To Litigate, or Not to Litigate

Most of you are familiar with, WestlaweCARSWELL’s Litagor service. Until recently, those of us in the academic setting were able to use it and found it very useful from a number of different perspectives. Students taking part in moot court competitions, civil procedure study and paper writing all found Litigator to be an excellent tool for use in their research and learning experience. Faculty members were also finding it most useful as an access point for material that was not otherwise readily abundant. I’ve used the past tense in describing Litigator’s use in the academic context, because it is no longer available as part of their academic programme. Apparently, it was never intended to be part of the complimentary subscription for Law Schools, but it is particularly disappointing that they chose to flick the switch in the middle of the academic year. From their viewpoint, I don’t fully understand the logic, seeing as how these students are going to be practitioners in a relatively short period of time.

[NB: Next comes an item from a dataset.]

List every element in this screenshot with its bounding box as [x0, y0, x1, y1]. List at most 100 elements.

My way of thinking would be to give them the free sample now so that it will become an indispensable tool for them when they enter into practice.

This follows the Irwin Law decision to remove access to their texts from student Quicklaw accounts. Described more fully in a Slaw post from last August and Irwin’s logic explained by Jeff Miller. That was their business decision to make but I will raise two points that might not have been fully considered; again, timing, on the eve of the academic year after faculty members have already made the decision on which texts to use in their classes. It has been my experience that faculty members were more inclined to include the Irwin texts in the knowledge that an alternative form of access was available to students. Secondly, if a class of 50 were being offered and two-thirds of the students in the class bought the book, that is 33 sales, hey, even if half bought the book that is 25 sales that otherwise might not have happened if the text had not been selected for the class. Given that one could only access a few paragraphs at a time, students were still purchasing the print. Now, that incentive to include the text as part of the course is gone.

This has been a Friday gripe, for more information on gripes visit www.hww.ca

Beyond that have a great weekend! Here in Halifax we are scheduled to have 100 km/h winds this afternoon. Here is a Halifax harbour Webcam which I particularly like; however, the view is rather fogged today, there are a few more cams linked near the top left of the page.

Comment

  1. Mark

    I certainly appreciate your comments and as I said last summer we made this decision with great reluctance. For many years we did in fact see healthy student sales of our books despite the fact that they were also available for free on Quicklaw. But these sales had been declining percipitously to the point that we were losing money on text adoptions. In part this is due to the vagaries of the book retail business. When a text is adopted (or recommended) the bookstore orders a quantity of stock usually on the recommendation of the instructor. The store has a year to return those books for full credit.

    Let me give you a real example. One of our books was a required text in a course at one law school during the winter term in 2005-06. Based on the enrolment in the course, the store ordered 48 books. Forty-two books were returned at the end of term. Our distribution cost on a sale is 10% and on a return it is 5%. In this case the net cost of the book was $40.00. So we paid our distributor $192.00 on the initial order and $84.00 on the return for a total of $276.00. The gross revenue we received for this adoption was $240.00.

    The timing of our decision was unfortunate but for technical reasons it had to coincide with the launch of the new Lexis Nexis/ Quicklaw platform which for students was September 1. We were unable to get this resolved with Lexis until the middle of August.